TASK_KEY = "TASK_KEY"
class UserType(IntEnum):
POWER_USER = 1
NORMAL_USER = 2
@dataclass(order=True)
class WorkItem:
user_type: UserType
order_delay: int = field(compare=False)
First, we define an enumeration marking the two categories: regular users and VIP users.
Next, we use dataclass
to define a user's order, which contains the user type and order processing duration.
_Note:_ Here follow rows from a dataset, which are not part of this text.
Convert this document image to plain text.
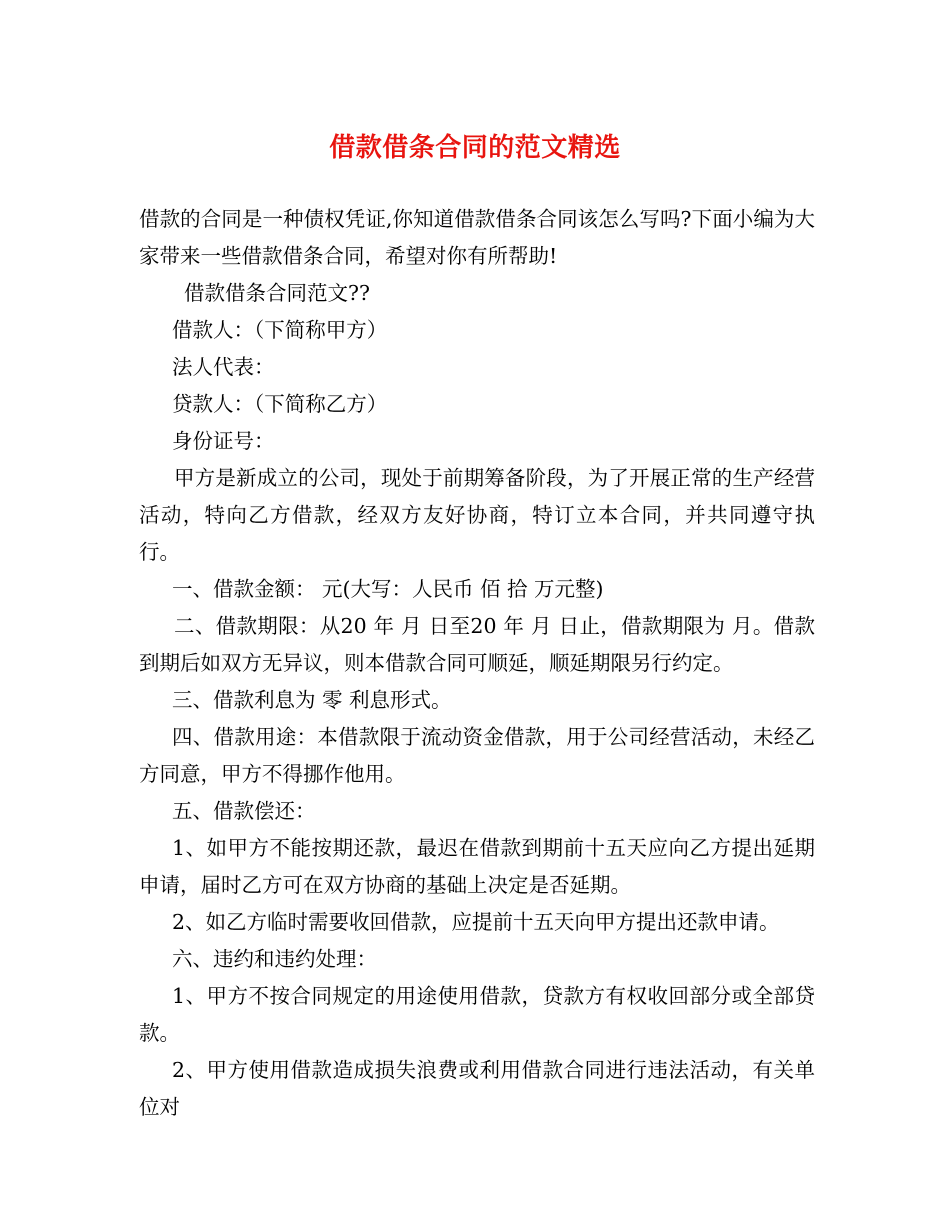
借款借条合同的范文精选

借款的合同是一种债权凭证,你知道借款借条合同该怎么写吗?下面小编为大家带来一些借款借条合同，希望对你有所帮助!

借款借条合同范文??

借款人：（下简称甲方）

法人代表：

贷款人：（下简称乙方）

身份证号：

甲方是新成立的公司，现处于前期筹备阶段，为了开展正常的生产经营活动，特向乙方借款，经双方友好协商，特订立本合同，并共同遵守执行。

一、借款金额： 元(大写：人民币 佰 拾 万元整)

二、借款期限：从20 年 月 日至20 年 月 日止，借款期限为 月。借款到期后如双方无异议，则本借款合同可顺延，顺延期限另行约定。

三、借款利息为 零 利息形式。

四、借款用途：本借款限于流动资金借款，用于公司经营活动，未经乙方同意，甲方不得挪作他用。

五、借款偿还：

1、如甲方不能按期还款，最迟在借款到期前十五天应向乙方提出延期申请，届时乙方可在双方协商的基础上决定是否延期。

2、如乙方临时需要收回借款，应提前十五天向甲方提出还款申请。

六、违约和违约处理：

1、甲方不按合同规定的用途使用借款，贷款方有权收回部分或全部贷款。

2、甲方使用借款造成损失浪费或利用借款合同进行违法活动，有关单位对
The order duration is not considered in priority sorting.
Then we define the consumer method process_order_worker
, which retrieves orders from the queue and simulates the order processing.
Don’t forget to use queue.task_done()
to tell the queue that we finished processing the order.
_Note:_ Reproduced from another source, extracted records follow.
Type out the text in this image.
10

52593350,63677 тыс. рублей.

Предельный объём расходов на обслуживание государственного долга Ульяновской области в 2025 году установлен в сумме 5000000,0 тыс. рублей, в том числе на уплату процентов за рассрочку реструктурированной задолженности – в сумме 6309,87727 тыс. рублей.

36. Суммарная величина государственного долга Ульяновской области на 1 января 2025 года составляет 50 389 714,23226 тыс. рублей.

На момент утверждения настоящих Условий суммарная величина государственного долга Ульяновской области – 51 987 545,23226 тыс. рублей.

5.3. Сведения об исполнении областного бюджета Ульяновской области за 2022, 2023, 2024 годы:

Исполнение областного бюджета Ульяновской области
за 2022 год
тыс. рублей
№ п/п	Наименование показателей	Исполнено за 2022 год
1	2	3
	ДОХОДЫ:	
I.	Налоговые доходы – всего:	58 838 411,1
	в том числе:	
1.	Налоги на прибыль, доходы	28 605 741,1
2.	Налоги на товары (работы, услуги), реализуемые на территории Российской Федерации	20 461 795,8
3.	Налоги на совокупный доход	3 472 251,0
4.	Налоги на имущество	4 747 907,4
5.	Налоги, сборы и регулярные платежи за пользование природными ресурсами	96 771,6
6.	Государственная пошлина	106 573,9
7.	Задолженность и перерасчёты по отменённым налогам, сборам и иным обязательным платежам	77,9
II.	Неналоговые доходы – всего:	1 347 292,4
async def process_order_worker(worker_id: int, queue: PriorityQueue):
while True:
work_item: WorkItem = await queue.get()
print(f"process_order_worker: Worker_{worker_id} begin to process worker {work_item}")
await asyncio.sleep(work_item.order_delay)
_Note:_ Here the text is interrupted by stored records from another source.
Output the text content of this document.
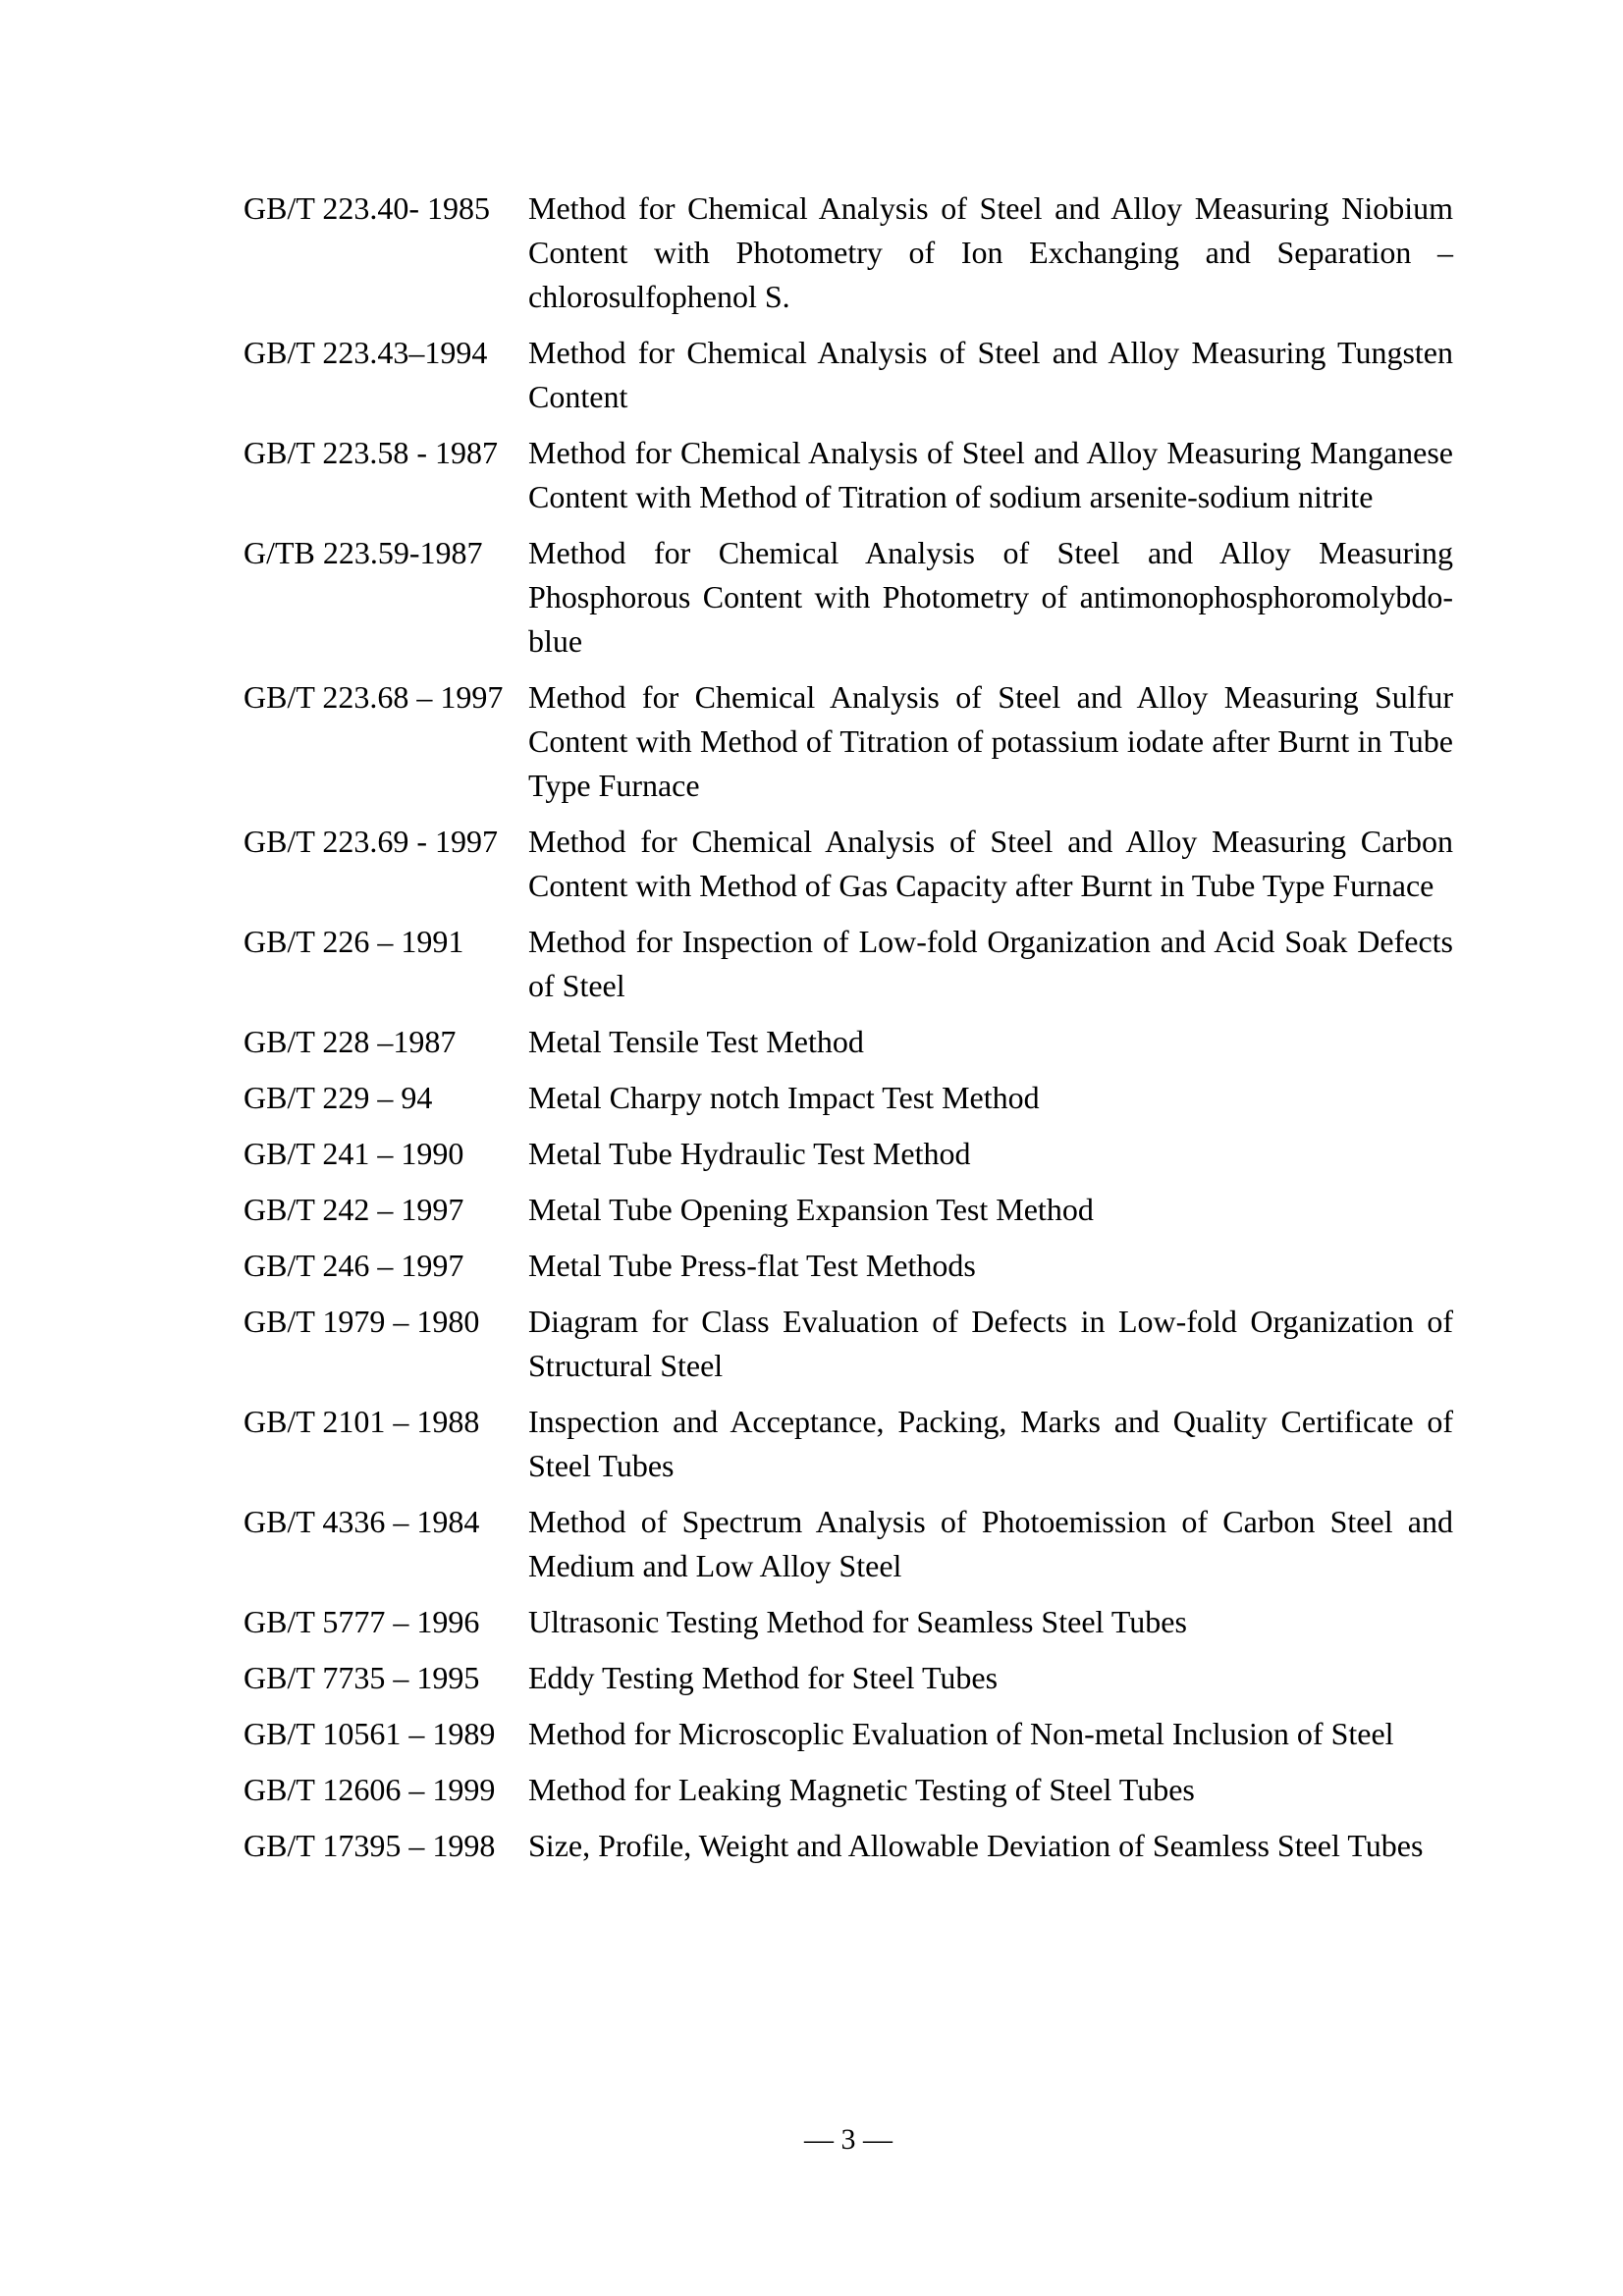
GB/T 223.40- 1985	Method for Chemical Analysis of Steel and Alloy Measuring Niobium Content with Photometry of Ion Exchanging and Separation – chlorosulfophenol S.
GB/T 223.43–1994	Method for Chemical Analysis of Steel and Alloy Measuring Tungsten Content
GB/T 223.58 - 1987 Method for Chemical Analysis of Steel and Alloy Measuring Manganese Content with Method of Titration of sodium arsenite-sodium nitrite
G/TB 223.59-1987	Method for Chemical Analysis of Steel and Alloy Measuring Phosphorous Content with Photometry of antimonophosphoromolybdo-blue
GB/T 223.68 – 1997 Method for Chemical Analysis of Steel and Alloy Measuring Sulfur Content with Method of Titration of potassium iodate after Burnt in Tube Type Furnace
GB/T 223.69 - 1997 Method for Chemical Analysis of Steel and Alloy Measuring Carbon Content with Method of Gas Capacity after Burnt in Tube Type Furnace
GB/T 226 – 1991	Method for Inspection of Low-fold Organization and Acid Soak Defects of Steel
GB/T 228 –1987	Metal Tensile Test Method
GB/T 229 – 94	Metal Charpy notch Impact Test Method
GB/T 241 – 1990	Metal Tube Hydraulic Test Method
GB/T 242 – 1997	Metal Tube Opening Expansion Test Method
GB/T 246 – 1997	Metal Tube Press-flat Test Methods
GB/T 1979 – 1980	Diagram for Class Evaluation of Defects in Low-fold Organization of Structural Steel
GB/T 2101 – 1988	Inspection and Acceptance, Packing, Marks and Quality Certificate of Steel Tubes
GB/T 4336 – 1984	Method of Spectrum Analysis of Photoemission of Carbon Steel and Medium and Low Alloy Steel
GB/T 5777 – 1996	Ultrasonic Testing Method for Seamless Steel Tubes
GB/T 7735 – 1995	Eddy Testing Method for Steel Tubes
GB/T 10561 – 1989	Method for Microscoplic Evaluation of Non-metal Inclusion of Steel
GB/T 12606 – 1999	Method for Leaking Magnetic Testing of Steel Tubes
GB/T 17395 – 1998	Size, Profile, Weight and Allowable Deviation of Seamless Steel Tubes
— 3 —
print(f"process_order_worker: Worker_{worker_id} finished to process worker {work_item}")
queue.task_done()
Following that, we implement the order API using aiohttp
. This API responds to user requests, generates an order object, and places it in the asyncio.PriorityQueue
.
It then immediately returns a response to the user, avoiding user wait time.
@routers.post("/order")
async def order(request: Request) -> Response:
queue: PriorityQueue = app[QUEUE_KEY]
body = await request.json()
user_type = UserType.POWER_USER if body['power_user'] == 'True' else UserType.NORMAL_USER
work_item = WorkItem(user_type, randrange(5))
await queue.put(work_item)
return Response(body="order placed!")
When the program starts, we use create_order_queue
to initialize the queue and order consumption tasks.
async def create_order_queue(app: Application):
print("create_order_queue: Begin to initialize queue and tasks.")
queue: PriorityQueue = PriorityQueue(10)
tasks = [asyncio.create_task(process_order_worker(i, queue)) for i in range(3)]
app[QUEUE_KEY] = queue
app[TASK_KEY] = tasks
print("create_order_queue: Initialize queue and tasks success..")
When the program ends, we use destroy_order_queue
to ensure that all orders in the queue are processed and the background tasks are closed correctly.
queue.join()
will wait for all the data in the queue to be processed. asyncio.wait_for
sets a timeout of 20 seconds, after which it will no longer wait queue.join()
to complete.
async def destroy_order_queue(app: Application):
queue: PriorityQueue = app[QUEUE_KEY]
tasks: list[Task] = app[TASK_KEY]
try:
print("destroy_order_queue: Wait for 20 sec to let all work done.")
await asyncio.wait_for(queue.join(), timeout=20.0)
except Exception as e:
print("destroy_order_queue: Cancel all tasks.")
[task.cancel() for task in tasks]
app.add_routes(routers)
app.on_startup.append(create_order_queue)
app.on_shutdown.append(destroy_order_queue)
web.run_app(app)
We can test this implementation using PyCharm’s HTTP Request:
POST http://localhost:8080/order
Content-Type: application/json
{"power_user": "True"}
###
POST http://localhost:8080/order
Content-Type: application/json
{"power_user": "False"}
###
POST http://localhost:8080/order
Content-Type: application/json
{"power_user": "False"}
###
POST http://localhost:8080/order
Content-Type: application/json
{"power_user": "True"}
As you can see, the two high-priority tasks are processed as expected. Perfect!
Conclusion
In this article, I introduced the usage and best practices of asyncio.Queue
.
When you need to control the concurrency of a program, I recommend using asyncio.Queue
to effectively manage resource consumption.
I introduced the producer-consumer pattern and its benefits:
- Balancing between producers and consumers, maximizing resource utilization.
- Decoupling the system, allows producers and consumers to scale independently.
Finally, I showed how to use asyncio.PriorityQueue
to handle scenarios where tasks require prioritization through a real-world example.
Due to space constraints, I could not cover all aspects of asyncio.Queue
. However, I hope this article provided a solid understanding of the basic concepts and helpful examples.
Asynchronous programming in Python is a powerful tool, and the producer-consumer pattern with asyncio.Queue
is a versatile approach to handling concurrency and prioritization in your applications.